A Microsoft.Extensions.AI.Evaluation.ChatConfiguration that specifies the Microsoft.Extensions.AI.IChatClient that should be used if one or more composed Microsoft.Extensions.AI.Evaluation.IEvaluators use an AI model to perform evaluation.

additionalContext System.Collections.Generic.IEnumerable<Microsoft.Extensions.AI.Evaluation.EvaluationContext>

Additional contextual information (beyond that which is available in messages) that the Microsoft.Extensions.AI.Evaluation.IEvaluator may need to accurately evaluate the supplied modelResponse.

cancellationToken System.Threading.CancellationToken

A System.Threading.CancellationToken that can cancel the evaluation operation.

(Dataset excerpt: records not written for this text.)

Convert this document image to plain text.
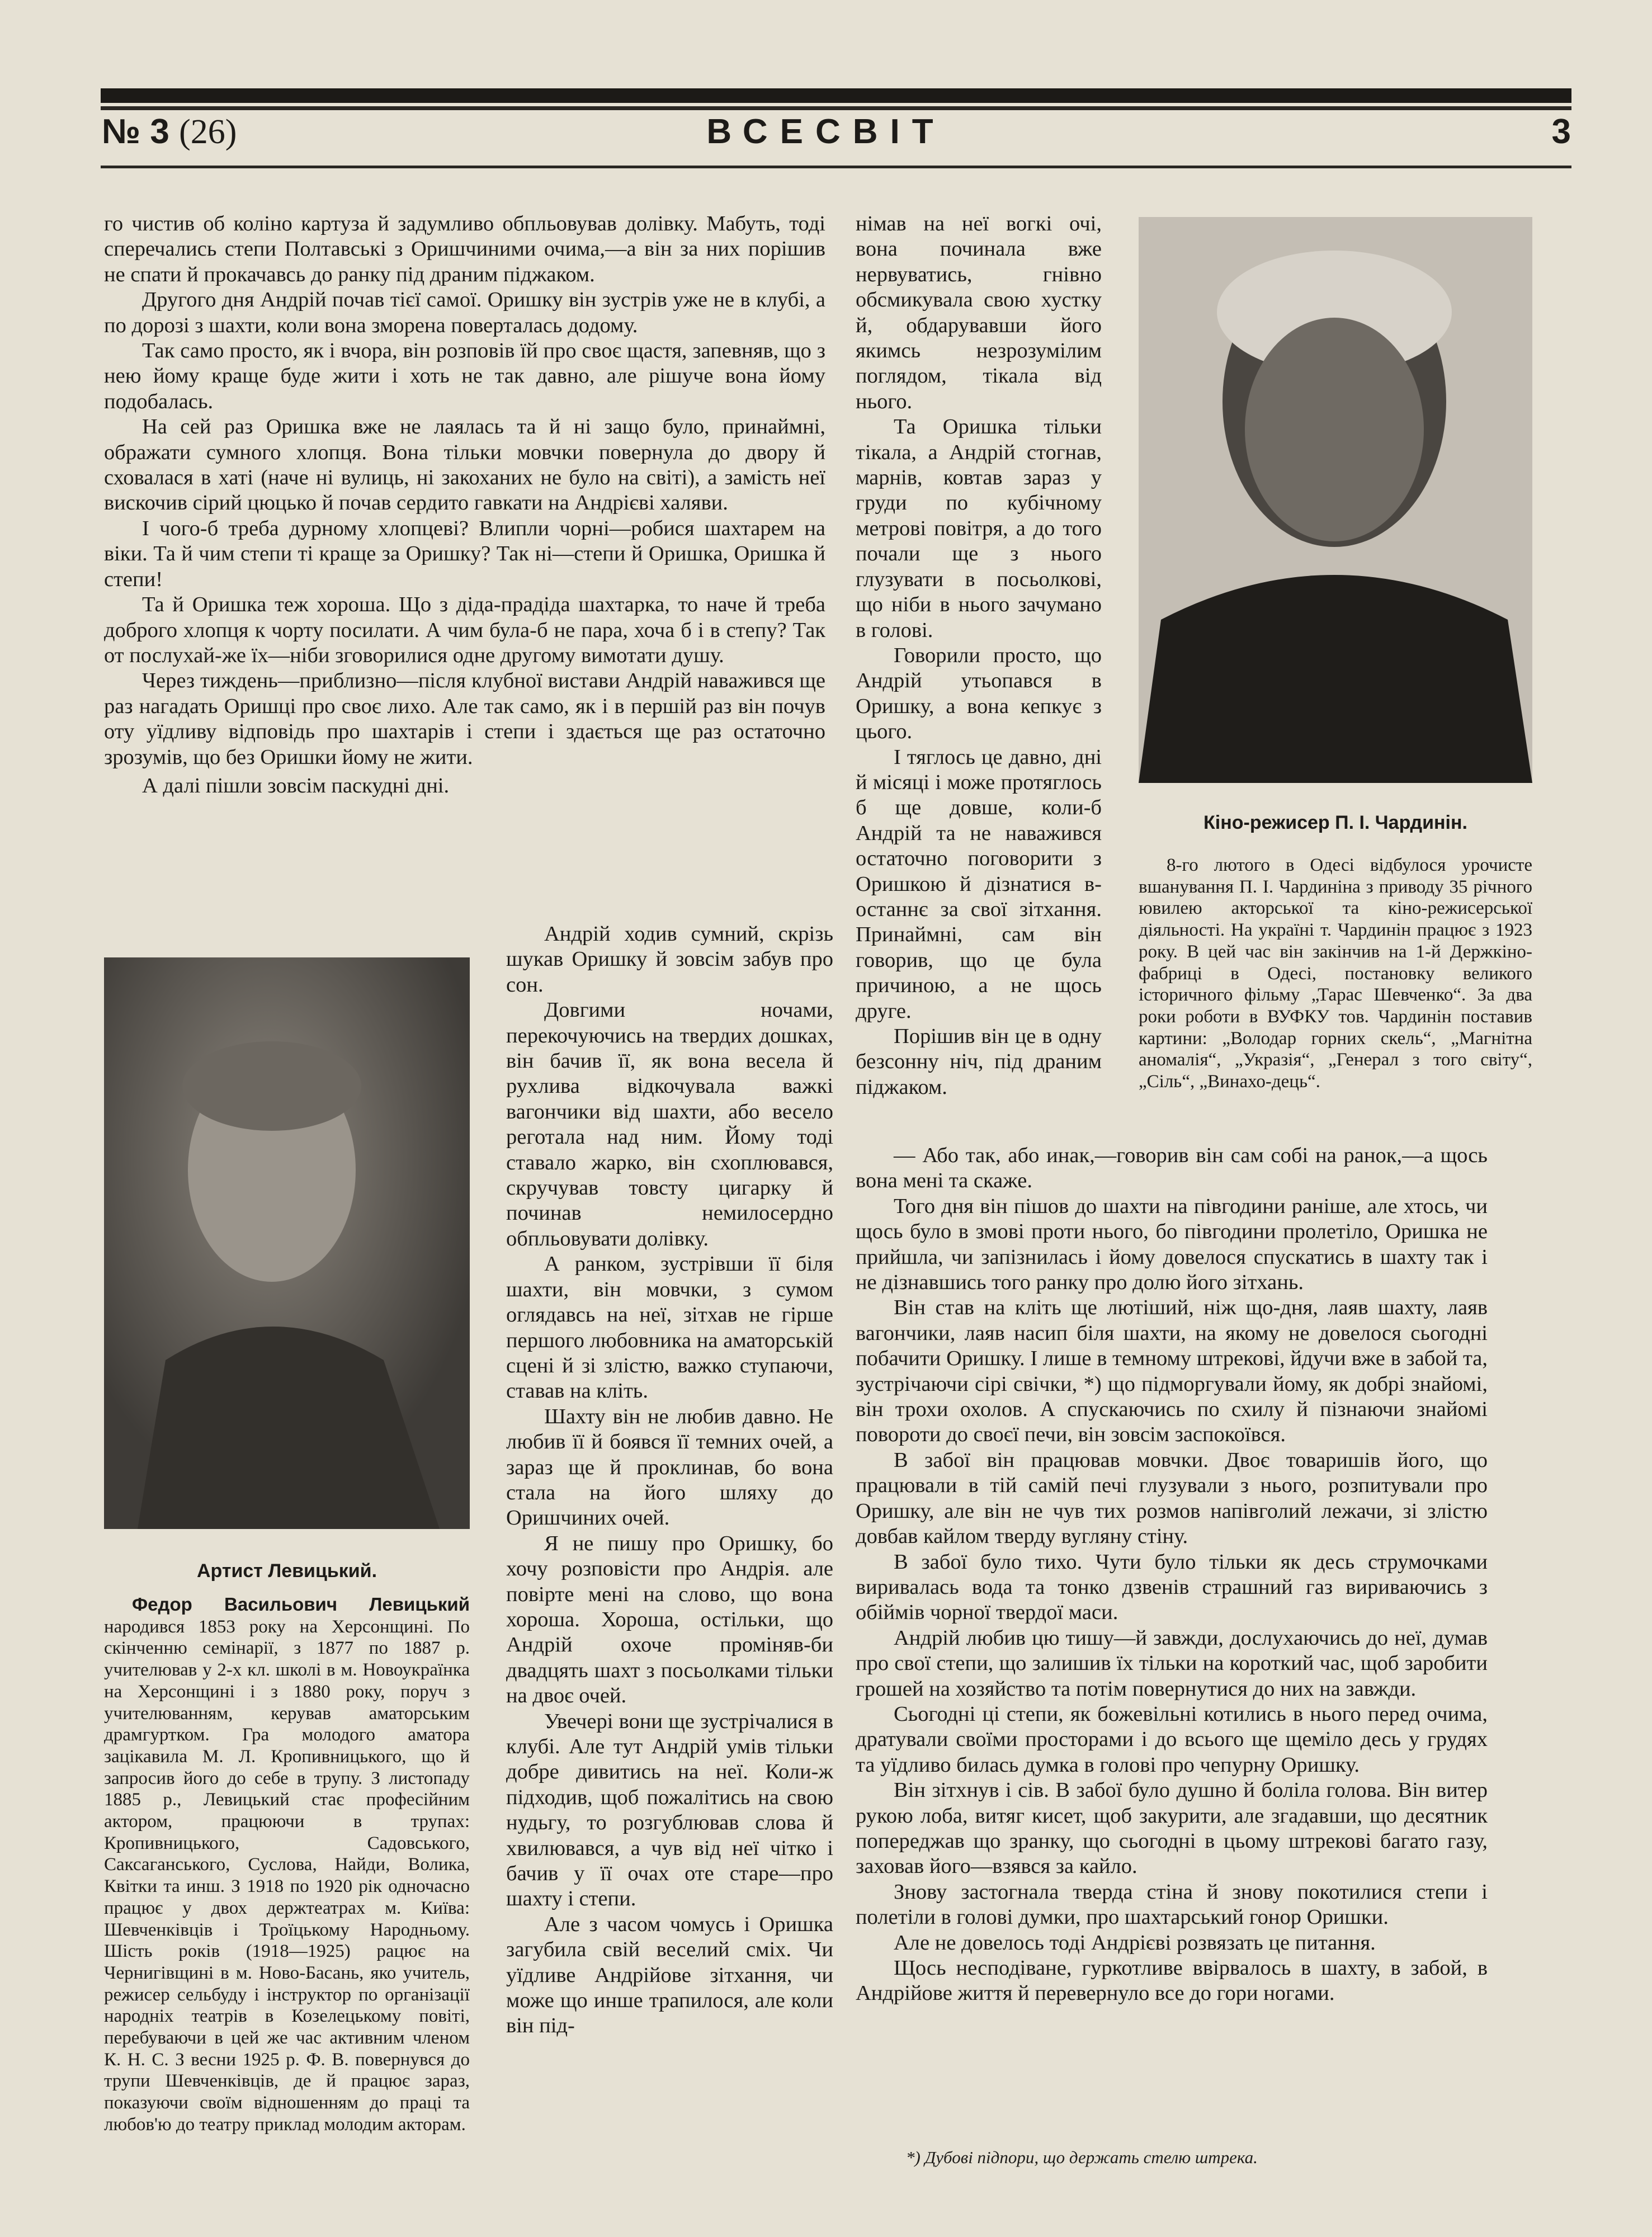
№ 3 (26)	ВСЕСВІТ	3

го чистив об коліно картуза й задумливо обпльовував долівку. Мабуть, тоді сперечались степи Полтавські з Оришчиними очима,—а він за них порішив не спати й прокачавсь до ранку під драним піджаком.

Другого дня Андрій почав тієї самої. Оришку він зустрів уже не в клубі, а по дорозі з шахти, коли вона зморена поверталась додому.

Так само просто, як і вчора, він розповів їй про своє щастя, запевняв, що з нею йому краще буде жити і хоть не так давно, але рішуче вона йому подобалась.

На сей раз Оришка вже не лаялась та й ні защо було, принаймні, ображати сумного хлопця. Вона тільки мовчки повернула до двору й сховалася в хаті (наче ні вулиць, ні закоханих не було на світі), а замість неї вискочив сірий цюцько й почав сердито гавкати на Андрієві халяви.

І чого-б треба дурному хлопцеві? Влипли чорні—робися шахтарем на віки. Та й чим степи ті краще за Оришку? Так ні—степи й Оришка, Оришка й степи!

Та й Оришка теж хороша. Що з діда-прадіда шахтарка, то наче й треба доброго хлопця к чорту посилати. А чим була-б не пара, хоча б і в степу? Так от послухай-же їх—ніби зговорилися одне другому вимотати душу.

Через тиждень—приблизно—після клубної вистави Андрій наважився ще раз нагадать Оришці про своє лихо. Але так само, як і в першій раз він почув оту уїдливу відповідь про шахтарів і степи і здається ще раз остаточно зрозумів, що без Оришки йому не жити.

А далі пішли зовсім паскудні дні.

Артист Левицький.

Федор Васильович Левицький народився 1853 року на Херсонщині. По скінченню семінарії, з 1877 по 1887 р. учителював у 2-х кл. школі в м. Новоукраїнка на Херсонщині і з 1880 року, поруч з учителюванням, керував аматорським драмгуртком. Гра молодого аматора зацікавила М. Л. Кропивницького, що й запросив його до себе в трупу. З листопаду 1885 р., Левицький стає професійним актором, працюючи в трупах: Кропивницького, Садовського, Саксаганського, Суслова, Найди, Волика, Квітки та инш. З 1918 по 1920 рік одночасно працює у двох держтеатрах м. Київа: Шевченківців і Троїцькому Народньому. Шість років (1918—1925) рацює на Чернигівщині в м. Ново-Басань, яко учитель, режисер сельбуду і інструктор по організації народніх театрів в Козелецькому повіті, перебуваючи в цей же час активним членом К. Н. С. З весни 1925 р. Ф. В. повернувся до трупи Шевченківців, де й працює зараз, показуючи своїм відношенням до праці та любов'ю до театру приклад молодим акторам.

Андрій ходив сумний, скрізь шукав Оришку й зовсім забув про сон.

Довгими ночами, перекочуючись на твердих дошках, він бачив її, як вона весела й рухлива відкочувала важкі вагончики від шахти, або весело реготала над ним. Йому тоді ставало жарко, він схоплювався, скручував товсту цигарку й починав немилосердно обпльовувати долівку.

А ранком, зустрівши її біля шахти, він мовчки, з сумом оглядавсь на неї, зітхав не гірше першого любовника на аматорській сцені й зі злістю, важко ступаючи, ставав на кліть.

Шахту він не любив давно. Не любив її й боявся її темних очей, а зараз ще й проклинав, бо вона стала на його шляху до Оришчиних очей.

Я не пишу про Оришку, бо хочу розповісти про Андрія. але повірте мені на слово, що вона хороша. Хороша, остільки, що Андрій охоче проміняв-би двадцять шахт з посьолками тільки на двоє очей.

Увечері вони ще зустрічалися в клубі. Але тут Андрій умів тільки добре дивитись на неї. Коли-ж підходив, щоб пожалітись на свою нудьгу, то розгублював слова й хвилювався, а чув від неї чітко і бачив у її очах оте старе—про шахту і степи.

Але з часом чомусь і Оришка загубила свій веселий сміх. Чи уїдливе Андрійове зітхання, чи може що инше трапилося, але коли він під-

німав на неї вогкі очі, вона починала вже нервуватись, гнівно обсмикувала свою хустку й, обдарувавши його якимсь незрозумілим поглядом, тікала від нього.

Та Оришка тільки тікала, а Андрій стогнав, марнів, ковтав зараз у груди по кубічному метрові повітря, а до того почали ще з нього глузувати в посьолкові, що ніби в нього зачумано в голові.

Говорили просто, що Андрій утьопався в Оришку, а вона кепкує з цього.

І тяглось це давно, дні й місяці і може протяглось б ще довше, коли-б Андрій та не наважився остаточно поговорити з Оришкою й дізнатися в-останнє за свої зітхання. Принаймні, сам він говорив, що це була причиною, а не щось друге.

Порішив він це в одну безсонну ніч, під драним піджаком.

Кіно-режисер П. І. Чардинін.

8-го лютого в Одесі відбулося урочисте вшанування П. І. Чардиніна з приводу 35 річного ювилею акторської та кіно-режисерської діяльності. На україні т. Чардинін працює з 1923 року. В цей час він закінчив на 1-й Держкіно-фабриці в Одесі, постановку великого історичного фільму „Тарас Шевченко“. За два роки роботи в ВУФКУ тов. Чардинін поставив картини: „Володар горних скель“, „Магнітна аномалія“, „Укразія“, „Генерал з того світу“, „Сіль“, „Винахо-дець“.

— Або так, або инак,—говорив він сам собі на ранок,—а щось вона мені та скаже.

Того дня він пішов до шахти на півгодини раніше, але хтось, чи щось було в змові проти нього, бо півгодини пролетіло, Оришка не прийшла, чи запізнилась і йому довелося спускатись в шахту так і не дізнавшись того ранку про долю його зітхань.

Він став на кліть ще лютіший, ніж що-дня, лаяв шахту, лаяв вагончики, лаяв насип біля шахти, на якому не довелося сьогодні побачити Оришку. І лише в темному штрекові, йдучи вже в забой та, зустрічаючи сірі свічки, *) що підморгували йому, як добрі знайомі, він трохи охолов. А спускаючись по схилу й пізнаючи знайомі повороти до своєї печи, він зовсім заспокоївся.

В забої він працював мовчки. Двоє товаришів його, що працювали в тій самій печі глузували з нього, розпитували про Оришку, але він не чув тих розмов напівголий лежачи, зі злістю довбав кайлом тверду вугляну стіну.

В забої було тихо. Чути було тільки як десь струмочками виривалась вода та тонко дзвенів страшний газ вириваючись з обіймів чорної твердої маси.

Андрій любив цю тишу—й завжди, дослухаючись до неї, думав про свої степи, що залишив їх тільки на короткий час, щоб заробити грошей на хозяйство та потім повернутися до них на завжди.

Сьогодні ці степи, як божевільні котились в нього перед очима, дратували своїми просторами і до всього ще щеміло десь у грудях та уїдливо билась думка в голові про чепурну Оришку.

Він зітхнув і сів. В забої було душно й боліла голова. Він витер рукою лоба, витяг кисет, щоб закурити, але згадавши, що десятник попереджав що зранку, що сьогодні в цьому штрекові багато газу, заховав його—взявся за кайло.

Знову застогнала тверда стіна й знову покотилися степи і полетіли в голові думки, про шахтарський гонор Оришки.

Але не довелось тоді Андрієві розвязать це питання.

Щось несподіване, гуркотливе ввірвалось в шахту, в забой, в Андрійове життя й перевернуло все до гори ногами.

*) Дубові підпори, що держать стелю штрека.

Implements EvaluateAsync(IEnumerable<ChatMessage>, ChatResponse, ChatConfiguration, IEnumerable<EvaluationContext>, CancellationToken)

Returns

System.Threading.Tasks.ValueTask<Microsoft.Extensions.AI.Evaluation.EvaluationResult>
An Microsoft.Extensions.AI.Evaluation.EvaluationResult containing one or more Microsoft.Extensions.AI.Evaluation.EvaluationMetrics.

Remarks

The Microsoft.Extensions.AI.Evaluation.EvaluationMetric.Names of the Microsoft.Extensions.AI.Evaluation.EvaluationMetrics contained in the returned Microsoft.Extensions.AI.Evaluation.EvaluationResult should match Microsoft.Extensions.AI.Evaluation.IEvaluator.EvaluationMetricNames.

Also note that chatConfiguration must not be omitted if the evaluation is performed using an AI model.